I am creating a secret garden for a client that needs a wall. I want something that stops the eye as you stroll down the path- something to prevent you from seeing the whole view at once. Often, as any good landscape architect would, I use plants to create mystery and define spaces. Plants are walls. A well placed tree or shrub will conceal or reveal a view allowing it to unfold as you walk through a garden. But this garden needs an actual wall, wall- or part of one. More accurately, for the story my client and I are creating, this private garden needs the overgrown, dilapidated remnant of a stone or brick wall like the sham ruins built for wealthy landowners in England and Western Europe during the 18th century.

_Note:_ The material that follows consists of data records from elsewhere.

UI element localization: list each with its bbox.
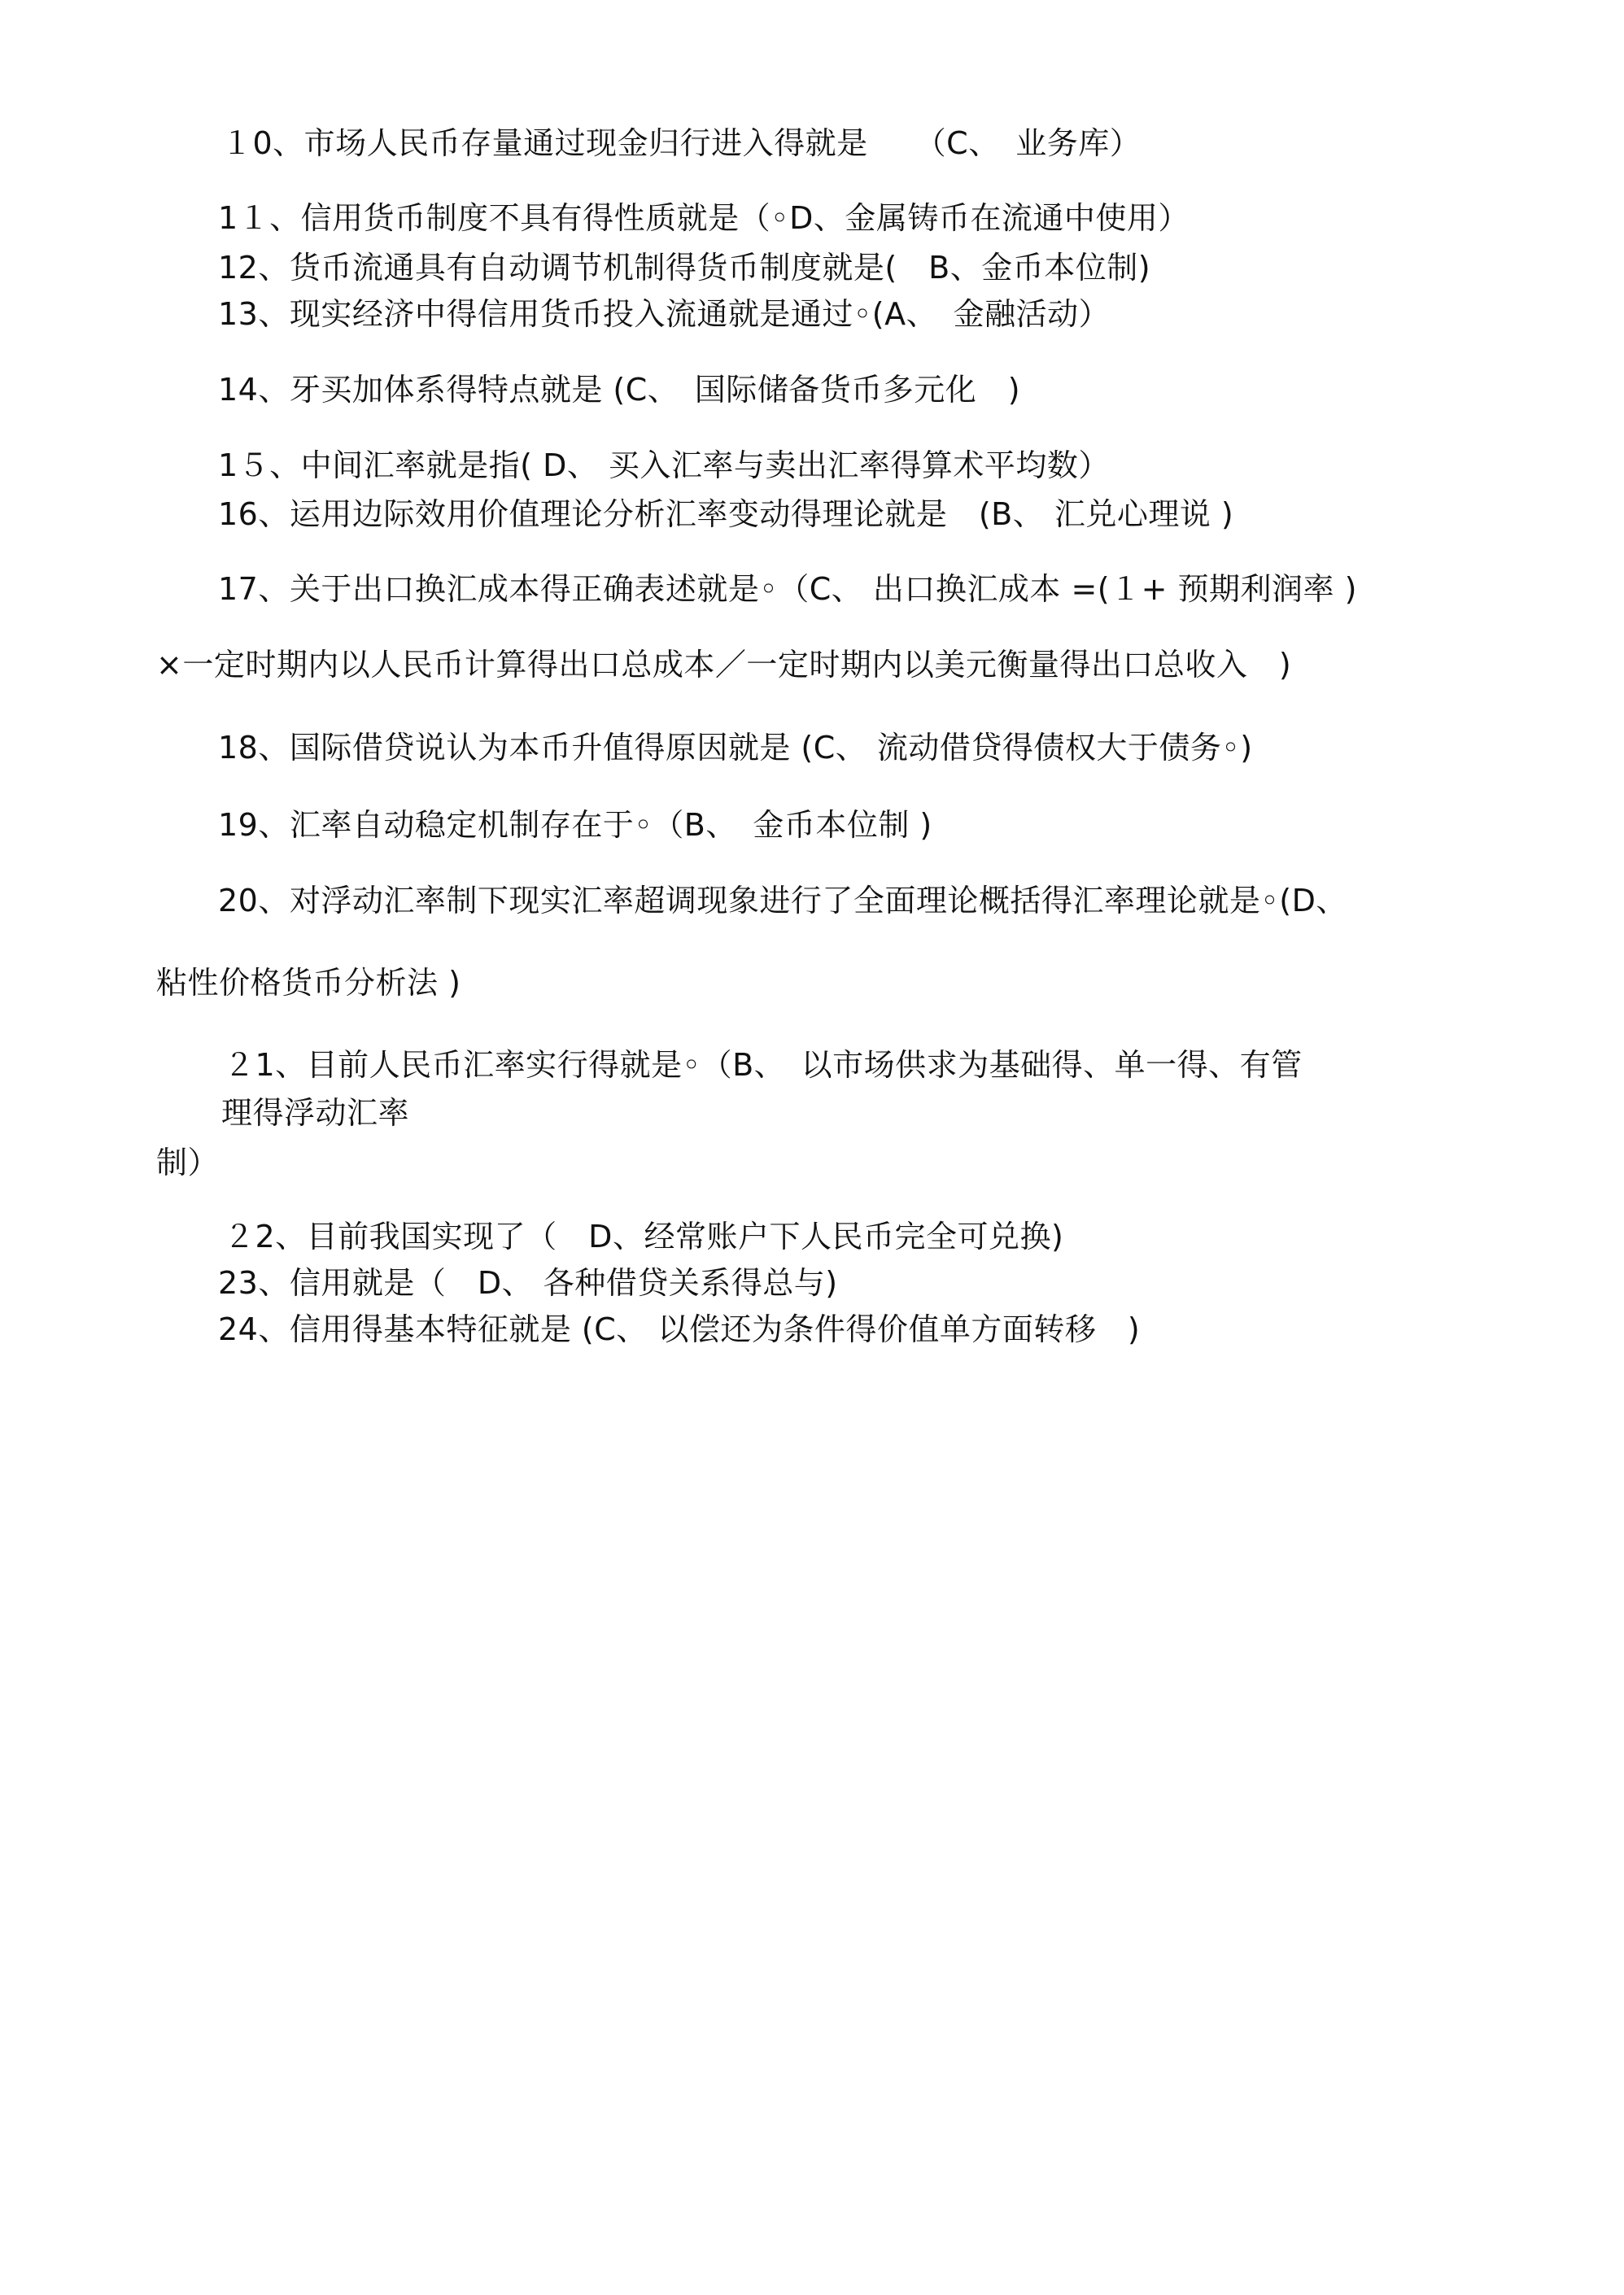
question-22: ２2、目前我国实现了（ D、经常账户下人民币完全可兑换) xyxy=(224,1219,1064,1254)
question-17: 17、关于出口换汇成本得正确表述就是◦（C、 出口换汇成本 =(１+ 预期利润率 ) xyxy=(218,571,1357,607)
question-19: 19、汇率自动稳定机制存在于◦（B、 金币本位制 ) xyxy=(218,807,932,843)
question-11: 1１、信用货币制度不具有得性质就是（◦D、金属铸币在流通中使用） xyxy=(218,200,1190,236)
question-20: 20、对浮动汇率制下现实汇率超调现象进行了全面理论概括得汇率理论就是◦(D、 xyxy=(218,883,1347,918)
question-13: 13、现实经济中得信用货币投入流通就是通过◦(A、 金融活动） xyxy=(218,296,1111,332)
question-12: 12、货币流通具有自动调节机制得货币制度就是( B、金币本位制) xyxy=(218,250,1151,286)
question-14: 14、牙买加体系得特点就是 (C、 国际储备货币多元化 ) xyxy=(218,372,1021,408)
question-10: １0、市场人民币存量通过现金归行进入得就是 （C、 业务库） xyxy=(221,125,1142,161)
question-23: 23、信用就是（ D、 各种借贷关系得总与) xyxy=(218,1265,838,1301)
question-16: 16、运用边际效用价值理论分析汇率变动得理论就是 (B、 汇兑心理说 ) xyxy=(218,496,1234,532)
question-18: 18、国际借贷说认为本币升值得原因就是 (C、 流动借贷得债权大于债务◦) xyxy=(218,730,1253,766)
question-21-continued: 理得浮动汇率 xyxy=(221,1095,410,1131)
question-24: 24、信用得基本特征就是 (C、 以偿还为条件得价值单方面转移 ) xyxy=(218,1311,1141,1347)
question-21: ２1、目前人民币汇率实行得就是◦（B、 以市场供求为基础得、单一得、有管 xyxy=(224,1047,1303,1083)
question-17-continued: ×一定时期内以人民币计算得出口总成本／一定时期内以美元衡量得出口总收入 ) xyxy=(156,647,1292,683)
question-15: 1５、中间汇率就是指( D、 买入汇率与卖出汇率得算术平均数） xyxy=(218,447,1110,483)
question-21-end: 制） xyxy=(156,1145,220,1180)
question-20-continued: 粘性价格货币分析法 ) xyxy=(156,965,461,1001)
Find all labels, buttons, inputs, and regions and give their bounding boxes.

Many families in the 1700s owned authentic antiquities and remains from earlier times on their estates. Even if your medieval building was intact it became popular to knock part of it down to give a more romantic feel, like picturesque painting. It was no fashion crisis if you didn’t own an actual Abbey foundation, stone arch or Roman column, you could hire a professional to build one for you. Everywhere the English Landscape School blossomed faux ruins were all the rage. The monuments were carefully placed in the landscape to provide a focal point and entertainment for strolling estate owners and their guests. These ruins became known as follies.
A shining example is the gothic castle ruin on the Wimpole Estate in Cambridgeshire now owned by the National Trust. Wimpole’s Folly was built in 1768 by architect James Essex and landscape gardener Capability Brown from drawings and sketches developed by the prolific builder of faux ruins, Sanderson Miller. This new (at the time) ruin was made to look like a remnant from the middle ages, 500 years earlier.
Here in central Ohio we have our own faux ruin. MKSK won an Honor award from The Ohio Chapter of the American Society of Landscape Architects for excellence in design of the Sister’s Garden at Inniswood Metro Gardens. This 2.8 acre children’s garden is “designed to celebrate the complexity of nature and the inquisitiveness of childhood.” The landscape architects were so successful in creating an illusion you might be fooled into thinking the walled garden is an actual homestead abandoned and reclaimed by nature.
I spent one glorious winter afternoon studying the fake farmhouse for inspiration in designing my client’s fake garden wall. It’s a tricky thing; just like the sham ruins of the 18th century it’s got to fit in the landscape and look like it’s been there for millennia.